Recentemente a notícia de que um homem seria ser engolido por uma serpente impactou na internet. A ideia da emissora Discovery Channel era transmitir o episódio de “Eaten Alive” no qual uma serpente engoliria um homem vivo, vestindo um capacete, uma proteção corporal especial e com comunicação direta com uma equipe de monitoramento do programa. O cineasta e naturalista Paul Rosolie utilizou sangue de porco para atrair o animal que assim começou a engolí-lo. Embora seja amplamente conhecido que estes répteis em vida livre matam suas presas por asfixia, se enrolando nas mesmas até que estas deixem de respirar (AMARAL, 1978) e que o próprio Paul afirme que não há evidências de que esta espécie de animal já tenha ingerido um ser humano,  a justificativa apresentada para a realização do programa foi a proteção da espécie! Ora quanta incoerência, não?! Promover um comportamento não natural num espécime para incentivar a sua conservação não nos parece fazer tanto sentido...
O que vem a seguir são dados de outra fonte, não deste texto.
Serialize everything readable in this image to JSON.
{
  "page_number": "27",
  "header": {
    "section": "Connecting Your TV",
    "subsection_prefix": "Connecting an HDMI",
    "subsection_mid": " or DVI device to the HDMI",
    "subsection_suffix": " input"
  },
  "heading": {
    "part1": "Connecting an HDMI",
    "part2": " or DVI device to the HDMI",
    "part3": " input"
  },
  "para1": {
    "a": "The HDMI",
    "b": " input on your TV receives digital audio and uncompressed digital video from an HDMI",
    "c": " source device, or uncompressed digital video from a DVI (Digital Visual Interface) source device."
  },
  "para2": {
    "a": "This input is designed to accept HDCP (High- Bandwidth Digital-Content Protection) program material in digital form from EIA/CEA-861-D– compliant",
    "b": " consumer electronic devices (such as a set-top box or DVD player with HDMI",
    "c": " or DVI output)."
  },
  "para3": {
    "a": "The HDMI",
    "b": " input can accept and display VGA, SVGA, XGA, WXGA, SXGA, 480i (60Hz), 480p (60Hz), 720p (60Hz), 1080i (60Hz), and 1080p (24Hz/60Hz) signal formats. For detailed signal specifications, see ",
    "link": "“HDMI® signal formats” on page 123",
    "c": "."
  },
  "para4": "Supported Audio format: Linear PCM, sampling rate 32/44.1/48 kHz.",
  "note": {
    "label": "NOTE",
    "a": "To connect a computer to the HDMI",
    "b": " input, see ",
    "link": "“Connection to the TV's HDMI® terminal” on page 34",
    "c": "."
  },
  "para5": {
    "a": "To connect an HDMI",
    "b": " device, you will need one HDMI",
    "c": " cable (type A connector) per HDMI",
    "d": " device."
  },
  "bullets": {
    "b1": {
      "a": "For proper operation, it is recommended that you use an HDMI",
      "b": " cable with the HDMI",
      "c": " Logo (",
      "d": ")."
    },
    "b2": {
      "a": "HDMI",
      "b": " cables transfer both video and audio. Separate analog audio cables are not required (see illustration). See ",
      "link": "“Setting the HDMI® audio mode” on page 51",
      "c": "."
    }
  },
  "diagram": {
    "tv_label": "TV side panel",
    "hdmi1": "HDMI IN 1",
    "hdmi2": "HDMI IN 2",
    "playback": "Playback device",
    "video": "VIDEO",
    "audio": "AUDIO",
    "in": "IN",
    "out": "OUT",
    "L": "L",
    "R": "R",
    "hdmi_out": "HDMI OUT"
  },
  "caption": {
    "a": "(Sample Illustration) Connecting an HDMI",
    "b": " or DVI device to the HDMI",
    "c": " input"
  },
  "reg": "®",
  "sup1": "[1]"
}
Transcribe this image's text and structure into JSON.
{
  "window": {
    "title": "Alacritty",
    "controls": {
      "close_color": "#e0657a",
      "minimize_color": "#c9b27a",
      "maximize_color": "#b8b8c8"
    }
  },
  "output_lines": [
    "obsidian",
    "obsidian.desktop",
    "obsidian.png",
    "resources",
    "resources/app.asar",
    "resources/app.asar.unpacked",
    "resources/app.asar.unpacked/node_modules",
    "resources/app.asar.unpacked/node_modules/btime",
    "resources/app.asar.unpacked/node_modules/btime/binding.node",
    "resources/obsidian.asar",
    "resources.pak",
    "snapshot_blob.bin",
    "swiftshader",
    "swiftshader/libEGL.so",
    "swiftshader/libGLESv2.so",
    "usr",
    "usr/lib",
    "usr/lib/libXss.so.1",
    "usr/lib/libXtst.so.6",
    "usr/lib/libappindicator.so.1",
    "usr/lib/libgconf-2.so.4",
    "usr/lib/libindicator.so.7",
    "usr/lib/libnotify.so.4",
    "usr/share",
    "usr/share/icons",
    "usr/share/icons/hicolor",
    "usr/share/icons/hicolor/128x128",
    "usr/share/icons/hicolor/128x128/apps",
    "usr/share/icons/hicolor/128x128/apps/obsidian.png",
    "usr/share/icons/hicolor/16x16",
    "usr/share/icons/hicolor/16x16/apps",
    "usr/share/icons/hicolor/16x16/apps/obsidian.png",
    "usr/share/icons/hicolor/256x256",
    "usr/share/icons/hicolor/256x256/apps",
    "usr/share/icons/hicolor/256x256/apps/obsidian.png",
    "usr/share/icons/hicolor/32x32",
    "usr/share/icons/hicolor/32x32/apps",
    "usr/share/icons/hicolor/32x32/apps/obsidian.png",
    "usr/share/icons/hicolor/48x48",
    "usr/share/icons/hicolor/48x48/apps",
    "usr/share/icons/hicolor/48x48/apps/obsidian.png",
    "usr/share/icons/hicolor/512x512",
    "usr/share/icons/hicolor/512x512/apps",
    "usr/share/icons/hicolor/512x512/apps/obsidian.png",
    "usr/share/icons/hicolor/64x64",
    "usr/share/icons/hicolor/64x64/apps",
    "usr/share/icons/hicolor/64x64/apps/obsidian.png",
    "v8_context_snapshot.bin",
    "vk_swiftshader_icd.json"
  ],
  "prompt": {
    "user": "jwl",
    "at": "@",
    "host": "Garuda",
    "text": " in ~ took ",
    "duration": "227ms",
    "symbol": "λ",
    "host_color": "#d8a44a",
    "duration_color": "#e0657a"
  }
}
Há tempos o uso de animais para entretenimento do público é criticado. Quando não há qualquer preocupação com a qualidade de vida do animal a ser usado no “experimento” e apenas o sadismo é considerado, esta questão torna-se ainda mais polêmica. A legislação brasileira, por exemplo, considera maus-tratos praticar ato de abuso ou crueldade em qualquer animal. A própria concepção de zoológico que inicialmente apresentava uma visão destinada ao lazer do público que frequentava o local e pouco se preocupava com a qualidade de vida animal (YOUNG, 2003) foi alterada e com isso a educação ambiental passou a ser prioridade nestas instituições, assim como o desenvolvimento de pesquisas e projetos que visem a conservação de espécies ameaçadas de extinção e dos seus habitats. Neste panorama atual, estabelecido pela World Association of Zoos and Aquariums (WAZA) o lazer passou a ser uma consequência e não mais o objetivo de um zoológico (DICK; GUSSET, 2010).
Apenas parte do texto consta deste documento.